航空隊長はその意味を理解した。隊員達が帰還する事はないだろう。

だが、そう悲観する事もない。帰って来れたところでこの島も間もなく終わるのだから。

「解リマシタ」

姫は全員を見回した。

「砲兵ハ飛行場護衛ト対空攻撃、航空隊ハ空爆。整備班ハC滑走路ノ修理、頼ミマス!」

「ハイ!」

 

 

11月27昼過ぎ 大本営通信棟

 

「・・・じゃあ、やっと揃ったのね?あ、ご、ごめんなさい」

「いえ、私も正直そう思いますので・・・」

思わず五十鈴は「やっと」と言ってしまい、詫びた。

主力隊は混成部隊。戦艦10隻、重巡10隻、空母8隻、軽巡30隻に及ぶ大編成だ。

しかしそれゆえに、足並み、つまり船速が揃わなかった。

戦艦だけでも金剛型の高速戦艦と提督の鎮守府から来た伊勢や日向といった低速型が混ざっている。

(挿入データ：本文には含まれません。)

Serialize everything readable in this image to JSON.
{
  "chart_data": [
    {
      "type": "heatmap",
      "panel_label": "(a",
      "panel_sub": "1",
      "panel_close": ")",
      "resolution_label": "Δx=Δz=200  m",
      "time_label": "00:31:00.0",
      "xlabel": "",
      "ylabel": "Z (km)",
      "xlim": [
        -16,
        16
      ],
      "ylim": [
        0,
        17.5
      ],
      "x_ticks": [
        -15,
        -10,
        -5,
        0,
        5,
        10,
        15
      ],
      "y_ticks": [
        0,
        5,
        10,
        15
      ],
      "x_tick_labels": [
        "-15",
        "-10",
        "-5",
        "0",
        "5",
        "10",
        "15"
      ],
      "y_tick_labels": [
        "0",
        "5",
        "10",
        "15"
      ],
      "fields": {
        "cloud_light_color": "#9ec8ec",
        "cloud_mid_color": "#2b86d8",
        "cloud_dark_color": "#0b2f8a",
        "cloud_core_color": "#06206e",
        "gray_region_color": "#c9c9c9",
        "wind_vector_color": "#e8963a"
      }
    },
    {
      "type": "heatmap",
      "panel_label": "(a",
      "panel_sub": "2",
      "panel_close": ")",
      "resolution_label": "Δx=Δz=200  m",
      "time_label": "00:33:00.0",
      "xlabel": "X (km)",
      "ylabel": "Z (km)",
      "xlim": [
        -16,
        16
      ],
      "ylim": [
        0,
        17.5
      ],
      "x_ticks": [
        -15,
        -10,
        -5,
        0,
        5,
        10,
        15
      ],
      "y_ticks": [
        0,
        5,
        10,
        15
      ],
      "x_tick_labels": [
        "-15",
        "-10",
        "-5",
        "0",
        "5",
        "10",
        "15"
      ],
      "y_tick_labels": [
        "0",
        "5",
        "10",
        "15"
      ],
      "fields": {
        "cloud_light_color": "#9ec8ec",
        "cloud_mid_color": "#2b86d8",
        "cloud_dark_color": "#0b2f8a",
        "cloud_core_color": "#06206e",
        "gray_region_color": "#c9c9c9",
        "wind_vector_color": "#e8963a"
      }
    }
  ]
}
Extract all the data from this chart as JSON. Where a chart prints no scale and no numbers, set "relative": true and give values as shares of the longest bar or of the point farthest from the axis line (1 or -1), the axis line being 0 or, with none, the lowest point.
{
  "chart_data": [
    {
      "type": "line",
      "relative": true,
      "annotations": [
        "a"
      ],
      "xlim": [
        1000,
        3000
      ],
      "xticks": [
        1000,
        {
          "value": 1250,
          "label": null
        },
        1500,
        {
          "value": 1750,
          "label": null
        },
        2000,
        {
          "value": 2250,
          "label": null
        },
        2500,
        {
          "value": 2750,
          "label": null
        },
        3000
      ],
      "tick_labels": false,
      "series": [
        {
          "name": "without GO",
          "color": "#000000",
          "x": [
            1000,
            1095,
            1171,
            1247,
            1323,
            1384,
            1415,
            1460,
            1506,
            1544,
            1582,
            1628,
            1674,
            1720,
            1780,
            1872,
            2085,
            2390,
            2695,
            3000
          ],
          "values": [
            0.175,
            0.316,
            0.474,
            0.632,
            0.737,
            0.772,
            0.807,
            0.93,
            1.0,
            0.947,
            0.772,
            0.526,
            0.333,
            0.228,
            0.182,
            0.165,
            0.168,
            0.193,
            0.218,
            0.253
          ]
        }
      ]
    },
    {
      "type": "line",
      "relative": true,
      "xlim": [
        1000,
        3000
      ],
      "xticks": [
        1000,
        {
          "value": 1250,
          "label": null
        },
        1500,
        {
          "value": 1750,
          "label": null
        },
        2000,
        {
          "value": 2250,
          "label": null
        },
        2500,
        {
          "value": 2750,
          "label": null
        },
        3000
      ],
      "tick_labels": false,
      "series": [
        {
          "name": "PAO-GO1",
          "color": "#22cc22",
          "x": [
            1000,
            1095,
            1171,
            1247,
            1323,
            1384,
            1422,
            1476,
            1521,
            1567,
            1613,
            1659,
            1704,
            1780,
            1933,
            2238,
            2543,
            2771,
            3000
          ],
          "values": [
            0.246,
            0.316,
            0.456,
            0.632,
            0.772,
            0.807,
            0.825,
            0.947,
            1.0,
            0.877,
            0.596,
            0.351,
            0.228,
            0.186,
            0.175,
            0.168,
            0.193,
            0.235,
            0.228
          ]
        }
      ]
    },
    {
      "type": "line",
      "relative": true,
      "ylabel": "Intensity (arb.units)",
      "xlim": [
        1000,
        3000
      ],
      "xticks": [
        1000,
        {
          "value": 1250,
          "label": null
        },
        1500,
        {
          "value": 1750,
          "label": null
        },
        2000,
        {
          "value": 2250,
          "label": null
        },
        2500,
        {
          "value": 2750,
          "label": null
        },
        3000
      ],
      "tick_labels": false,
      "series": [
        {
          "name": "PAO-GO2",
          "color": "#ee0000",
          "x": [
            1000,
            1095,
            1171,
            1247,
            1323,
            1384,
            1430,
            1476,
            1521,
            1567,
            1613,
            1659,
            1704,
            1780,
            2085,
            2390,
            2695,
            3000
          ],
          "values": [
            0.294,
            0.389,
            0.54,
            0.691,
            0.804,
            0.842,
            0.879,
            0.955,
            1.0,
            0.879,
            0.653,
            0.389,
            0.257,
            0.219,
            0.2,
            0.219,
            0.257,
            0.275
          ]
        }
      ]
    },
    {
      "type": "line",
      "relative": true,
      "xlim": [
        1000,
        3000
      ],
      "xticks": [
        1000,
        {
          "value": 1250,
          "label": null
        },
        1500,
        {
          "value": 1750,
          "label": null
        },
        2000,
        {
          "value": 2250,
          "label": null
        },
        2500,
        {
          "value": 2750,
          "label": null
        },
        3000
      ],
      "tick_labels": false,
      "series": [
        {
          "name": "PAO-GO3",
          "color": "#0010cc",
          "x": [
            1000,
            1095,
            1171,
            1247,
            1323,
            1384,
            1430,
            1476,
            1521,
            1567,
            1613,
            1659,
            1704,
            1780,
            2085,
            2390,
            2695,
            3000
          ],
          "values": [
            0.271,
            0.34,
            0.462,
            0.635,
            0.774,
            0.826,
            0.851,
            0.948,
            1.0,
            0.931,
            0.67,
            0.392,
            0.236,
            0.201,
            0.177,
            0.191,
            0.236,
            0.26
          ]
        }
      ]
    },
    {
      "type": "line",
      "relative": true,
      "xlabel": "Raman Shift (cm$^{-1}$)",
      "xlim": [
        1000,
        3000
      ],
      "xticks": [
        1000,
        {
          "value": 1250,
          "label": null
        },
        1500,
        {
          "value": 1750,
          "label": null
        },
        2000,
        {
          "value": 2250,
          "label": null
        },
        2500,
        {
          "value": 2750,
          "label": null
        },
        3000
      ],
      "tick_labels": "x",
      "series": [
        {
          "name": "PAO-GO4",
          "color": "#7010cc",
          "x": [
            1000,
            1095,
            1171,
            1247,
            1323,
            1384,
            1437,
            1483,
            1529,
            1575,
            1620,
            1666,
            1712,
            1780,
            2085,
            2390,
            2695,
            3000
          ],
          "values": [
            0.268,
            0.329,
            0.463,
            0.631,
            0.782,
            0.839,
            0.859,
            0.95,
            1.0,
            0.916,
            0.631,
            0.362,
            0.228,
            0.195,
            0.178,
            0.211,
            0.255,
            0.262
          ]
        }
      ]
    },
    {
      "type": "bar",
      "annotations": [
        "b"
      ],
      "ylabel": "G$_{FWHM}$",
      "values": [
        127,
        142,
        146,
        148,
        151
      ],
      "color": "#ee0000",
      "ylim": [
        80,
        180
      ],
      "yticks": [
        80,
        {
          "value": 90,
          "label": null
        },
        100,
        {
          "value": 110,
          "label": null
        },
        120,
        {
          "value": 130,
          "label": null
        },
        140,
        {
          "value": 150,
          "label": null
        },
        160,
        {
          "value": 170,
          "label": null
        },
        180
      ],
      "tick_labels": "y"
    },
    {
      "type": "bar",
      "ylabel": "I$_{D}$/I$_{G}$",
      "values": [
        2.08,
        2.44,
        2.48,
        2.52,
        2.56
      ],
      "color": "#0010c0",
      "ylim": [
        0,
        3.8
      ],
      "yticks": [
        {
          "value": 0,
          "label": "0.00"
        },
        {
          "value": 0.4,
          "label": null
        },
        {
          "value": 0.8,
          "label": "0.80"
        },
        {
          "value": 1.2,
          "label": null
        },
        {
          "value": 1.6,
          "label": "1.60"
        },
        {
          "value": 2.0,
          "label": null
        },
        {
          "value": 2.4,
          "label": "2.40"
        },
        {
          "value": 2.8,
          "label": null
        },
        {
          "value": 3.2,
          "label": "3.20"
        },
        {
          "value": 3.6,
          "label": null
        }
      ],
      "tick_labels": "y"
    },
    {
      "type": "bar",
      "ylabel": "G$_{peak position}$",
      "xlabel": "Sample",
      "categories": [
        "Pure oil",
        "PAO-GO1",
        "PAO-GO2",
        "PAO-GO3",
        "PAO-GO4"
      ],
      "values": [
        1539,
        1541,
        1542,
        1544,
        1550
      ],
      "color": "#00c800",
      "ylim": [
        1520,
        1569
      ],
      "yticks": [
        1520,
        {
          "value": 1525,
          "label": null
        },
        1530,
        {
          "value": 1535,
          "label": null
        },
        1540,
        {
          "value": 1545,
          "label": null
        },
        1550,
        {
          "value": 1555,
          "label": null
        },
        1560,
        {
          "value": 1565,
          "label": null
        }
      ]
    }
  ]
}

加えて、これだけの艦を一気に装備換装出来るドックは大本営でも持っていない。

ゆえに、順番に整備しては送り出し、次の艦娘を入れる事になった。

この為、真っ先に出発した艦と最後に整備が終わって出発した艦では相当な時間差が生じた。

そして最後尾の到着を待っていた結果、昼を越えてやっと揃ったという訳である。

 

「はぁ、はぁ、はぁ・・・・」

伊勢は可能なら大の字に寝っころがりたかった。それくらい全速力で走ってきた。

しかし、スタートがほぼ最後だったが故に、どうにもならなかったのだ。

「ひゅ、日向、大丈夫?」

ちらっと日向を見て、伊勢は息を飲んだ。

あれっ?普通!?

少し顔が赤いだけで息も切れてない日向を見て、思わず聞いてしまった。

「なんで!?」

「強化型タービンと缶を入れたからな・・」

「ずっ、ズルい!」

「最後に低速型が出航するのだぞ、少しでも早く着く為に装備するのは当たり前だろう?」

「だったら・・・言ってよ・・・」

「当然付けていると思ったのだ・・・許せ」

日向との会話で少し落ち着いた伊勢は、五十鈴からのコールに気付いた。

「五十鈴よ、伊勢、応答して頂戴」

「はい、伊勢です!」

「これから主力隊の作戦を開始するわよ。貴方達も作戦通りしっかり務めて頂戴」

「私達、本当に予備で良いの?」

「ごめんなさい。正直言えば計画外だったから、予備班にしか入れられなかったの」

伊勢は経緯を思い出した。

日向と二人で各鎮守府を説得して更なる応援を求めると言ったのを、五十鈴が

「既に相当数の支援を受けてるの。通常戦闘も行う以上、これ以上は厳しい。辛いだろうけど解って」

と、言われ、

「貴方達の装備を無制限で入れ替えるから好きな物を言って。そして主力隊予備班に加わって頂戴」

と、代替策で提示されたのである。

伊勢は溜息を1つ吐いた。

まぁ、主力隊が全滅したら私達も行く事になる。この大艦隊が沈むとは思えないけど。

「解った。じゃあ頼むわ」

「よし!主力隊、作戦開始よ!」

伊勢は通信を終えると、日向だけに聞こえるように言った。

「何というか、鎮守府のすぐ傍に居るのに、隠れて待機なんて、ね」

日向は伊勢の肩を叩いた。

「きっとこれも運命なのだろう。我々が仕事出来る時に精一杯仕事しよう」

「じゃあタービン貸して」

「・・・・タービンだけだぞ」

「やった!あ、そこの洞窟でちゃちゃっと交換しよう!」

「そもそも、ドックじゃないところでタービン交換なんて出来るのか?」

「うちの妖精達は賢いから大丈夫!」

「まったく・・・」

溜息を吐きながら、日向は同じく予備隊だった隼鷹と飛鷹に向かって言った。

「すまない。ちょっとそこの洞窟で整備をしてくる」

隼鷹がニッと笑った。

「アタシ達も行くよ。時間あるんだし、座って艦載機の整備したいんだよね」

飛鷹は持ち場を離れる事に抗議の意思を示したが、皆が行くのではと肩をすくめて着いて行った。